OpenAI, a research laboratory for artificial intelligence, has recently released Shap-E, a condition-based generative model for 3D assets. Shap-E has the potential to directly generate parameters from a single text description. As the paper explains, Shap-E can generate complex and diverse 3D assets which are represented as textured meshes with neural radiance fields (NeRF) or implicit functions in just a few seconds.
Unlike other 3D generation models which develop a single output layout, Shap-E was trained in two steps. First, an encoder is designed which maps 3D items into parameters of implicit function. After, a complication diffusion model is trained on the encoder’s output. Shaping has the ability to achieve faster convergence than Point-E and has the same diffusion technique utilized by DALL-E and Point-E.
Shap-E coordinates a variety of features, however its limitations should be noted. First, it is only able to generate individual object prompts with basic elements. Also, the images produced may appear blurry and grainy. Furthermore, it cannot recognize multiple attributes even if they are present within the same text.
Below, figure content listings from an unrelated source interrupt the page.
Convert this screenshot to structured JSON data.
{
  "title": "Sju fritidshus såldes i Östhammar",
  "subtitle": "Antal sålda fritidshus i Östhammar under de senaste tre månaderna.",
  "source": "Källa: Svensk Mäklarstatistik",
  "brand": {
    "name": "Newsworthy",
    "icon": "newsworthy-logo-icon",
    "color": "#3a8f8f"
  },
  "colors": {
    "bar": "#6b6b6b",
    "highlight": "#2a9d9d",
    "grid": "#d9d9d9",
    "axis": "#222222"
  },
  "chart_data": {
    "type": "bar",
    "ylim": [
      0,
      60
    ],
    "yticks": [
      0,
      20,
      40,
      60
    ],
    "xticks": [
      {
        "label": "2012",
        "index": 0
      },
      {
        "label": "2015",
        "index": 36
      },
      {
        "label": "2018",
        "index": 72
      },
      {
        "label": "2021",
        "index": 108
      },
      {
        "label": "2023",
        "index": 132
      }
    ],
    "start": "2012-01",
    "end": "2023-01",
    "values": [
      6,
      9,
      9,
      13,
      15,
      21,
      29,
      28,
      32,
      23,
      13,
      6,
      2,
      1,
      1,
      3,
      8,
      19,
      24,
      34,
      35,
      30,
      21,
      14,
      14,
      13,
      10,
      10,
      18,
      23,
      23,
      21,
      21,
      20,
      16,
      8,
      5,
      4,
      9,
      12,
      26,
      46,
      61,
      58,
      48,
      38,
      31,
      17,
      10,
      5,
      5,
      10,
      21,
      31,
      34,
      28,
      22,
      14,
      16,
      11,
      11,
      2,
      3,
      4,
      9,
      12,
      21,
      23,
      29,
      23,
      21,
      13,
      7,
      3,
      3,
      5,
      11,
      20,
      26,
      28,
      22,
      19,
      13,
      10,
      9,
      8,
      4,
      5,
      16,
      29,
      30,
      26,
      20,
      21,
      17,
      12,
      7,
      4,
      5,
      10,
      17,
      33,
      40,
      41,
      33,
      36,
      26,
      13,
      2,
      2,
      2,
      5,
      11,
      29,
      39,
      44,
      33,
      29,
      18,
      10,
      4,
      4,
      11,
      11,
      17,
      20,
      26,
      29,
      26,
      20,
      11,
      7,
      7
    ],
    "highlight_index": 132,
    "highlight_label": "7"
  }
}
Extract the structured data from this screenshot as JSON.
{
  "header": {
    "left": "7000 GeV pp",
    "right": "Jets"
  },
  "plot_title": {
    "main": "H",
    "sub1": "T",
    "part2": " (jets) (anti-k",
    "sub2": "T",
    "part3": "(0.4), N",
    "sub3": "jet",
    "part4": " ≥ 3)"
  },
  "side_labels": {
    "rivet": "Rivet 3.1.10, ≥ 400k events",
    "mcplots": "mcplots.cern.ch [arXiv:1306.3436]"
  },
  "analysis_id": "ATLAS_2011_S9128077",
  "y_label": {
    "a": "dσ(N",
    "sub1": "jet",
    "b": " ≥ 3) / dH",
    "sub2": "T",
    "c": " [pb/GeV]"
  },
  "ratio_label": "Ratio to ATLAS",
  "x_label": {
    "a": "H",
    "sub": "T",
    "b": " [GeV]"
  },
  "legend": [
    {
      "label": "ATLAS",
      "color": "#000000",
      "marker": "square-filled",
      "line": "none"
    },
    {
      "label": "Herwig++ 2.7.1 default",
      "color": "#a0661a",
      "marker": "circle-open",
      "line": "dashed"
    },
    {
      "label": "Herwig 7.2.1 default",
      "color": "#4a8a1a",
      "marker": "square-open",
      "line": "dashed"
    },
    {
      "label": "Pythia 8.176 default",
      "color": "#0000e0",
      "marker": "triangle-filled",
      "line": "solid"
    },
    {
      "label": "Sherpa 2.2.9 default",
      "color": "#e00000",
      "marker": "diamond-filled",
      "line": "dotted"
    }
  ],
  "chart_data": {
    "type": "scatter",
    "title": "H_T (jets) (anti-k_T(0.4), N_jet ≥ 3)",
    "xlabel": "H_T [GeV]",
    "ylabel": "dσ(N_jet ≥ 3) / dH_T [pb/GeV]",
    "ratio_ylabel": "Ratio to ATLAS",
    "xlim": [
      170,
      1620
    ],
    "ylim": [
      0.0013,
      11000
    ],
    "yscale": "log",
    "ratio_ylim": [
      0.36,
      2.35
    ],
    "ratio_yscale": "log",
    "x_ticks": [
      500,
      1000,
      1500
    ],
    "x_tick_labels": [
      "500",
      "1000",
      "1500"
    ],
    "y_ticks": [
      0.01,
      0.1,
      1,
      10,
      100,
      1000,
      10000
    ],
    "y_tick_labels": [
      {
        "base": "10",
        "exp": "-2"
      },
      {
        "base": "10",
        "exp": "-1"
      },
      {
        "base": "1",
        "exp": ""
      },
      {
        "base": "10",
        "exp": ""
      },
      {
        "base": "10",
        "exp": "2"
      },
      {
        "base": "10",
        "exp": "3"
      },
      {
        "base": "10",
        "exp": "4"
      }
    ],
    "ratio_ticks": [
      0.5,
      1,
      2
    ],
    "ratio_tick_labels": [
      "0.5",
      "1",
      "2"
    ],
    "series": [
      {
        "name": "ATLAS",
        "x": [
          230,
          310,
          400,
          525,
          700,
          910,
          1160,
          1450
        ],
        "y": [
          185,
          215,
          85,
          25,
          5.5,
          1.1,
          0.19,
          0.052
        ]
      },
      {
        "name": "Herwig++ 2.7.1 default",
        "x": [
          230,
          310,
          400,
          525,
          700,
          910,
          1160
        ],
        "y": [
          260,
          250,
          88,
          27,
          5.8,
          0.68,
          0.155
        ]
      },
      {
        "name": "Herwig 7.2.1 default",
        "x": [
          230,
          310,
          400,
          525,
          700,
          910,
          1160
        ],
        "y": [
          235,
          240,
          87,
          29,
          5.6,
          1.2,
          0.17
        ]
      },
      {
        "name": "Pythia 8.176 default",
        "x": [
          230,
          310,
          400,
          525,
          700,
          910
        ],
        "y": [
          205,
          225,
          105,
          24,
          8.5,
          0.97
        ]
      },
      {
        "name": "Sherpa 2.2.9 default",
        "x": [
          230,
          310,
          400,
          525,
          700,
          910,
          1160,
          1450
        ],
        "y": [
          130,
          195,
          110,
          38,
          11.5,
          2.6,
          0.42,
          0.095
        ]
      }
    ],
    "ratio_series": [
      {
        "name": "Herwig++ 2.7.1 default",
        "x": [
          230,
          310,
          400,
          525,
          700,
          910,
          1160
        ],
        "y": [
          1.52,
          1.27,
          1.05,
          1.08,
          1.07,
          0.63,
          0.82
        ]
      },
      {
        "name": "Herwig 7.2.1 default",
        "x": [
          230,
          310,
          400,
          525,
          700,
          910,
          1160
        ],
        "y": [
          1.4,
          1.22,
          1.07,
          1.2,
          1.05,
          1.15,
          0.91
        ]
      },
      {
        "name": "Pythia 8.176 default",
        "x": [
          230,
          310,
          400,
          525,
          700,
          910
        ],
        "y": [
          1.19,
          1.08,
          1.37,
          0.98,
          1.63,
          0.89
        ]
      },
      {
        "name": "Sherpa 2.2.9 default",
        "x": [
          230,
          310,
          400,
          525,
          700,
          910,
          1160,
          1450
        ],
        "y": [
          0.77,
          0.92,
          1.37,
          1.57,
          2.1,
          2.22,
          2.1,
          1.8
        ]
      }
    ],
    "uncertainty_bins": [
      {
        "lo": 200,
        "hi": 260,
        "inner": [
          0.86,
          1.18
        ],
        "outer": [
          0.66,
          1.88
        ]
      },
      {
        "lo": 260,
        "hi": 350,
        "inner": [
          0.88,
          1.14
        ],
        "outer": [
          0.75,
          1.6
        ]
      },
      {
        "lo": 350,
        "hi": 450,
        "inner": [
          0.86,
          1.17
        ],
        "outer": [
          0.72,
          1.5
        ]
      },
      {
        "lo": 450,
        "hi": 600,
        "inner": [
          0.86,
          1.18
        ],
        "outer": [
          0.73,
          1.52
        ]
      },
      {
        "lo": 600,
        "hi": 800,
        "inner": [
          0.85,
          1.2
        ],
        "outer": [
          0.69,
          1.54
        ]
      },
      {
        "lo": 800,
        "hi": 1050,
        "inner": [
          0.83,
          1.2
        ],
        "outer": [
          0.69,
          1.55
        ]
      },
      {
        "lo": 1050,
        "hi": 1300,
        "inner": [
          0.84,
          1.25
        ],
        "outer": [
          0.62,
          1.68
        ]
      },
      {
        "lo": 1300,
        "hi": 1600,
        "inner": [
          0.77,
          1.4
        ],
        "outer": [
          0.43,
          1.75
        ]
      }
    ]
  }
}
OpenAI is committed to providing the community with highly sophisticated AI-enabled products, and Shap-E highlights the company’s commitment to advancing the state of machine learning research. The project is being led by Jack Urbanek, a research scientist working on OpenAI’s artificial intelligence-enhanced research. Shap-E is open-source and available with the model weights, inference code, and sample on GitHub.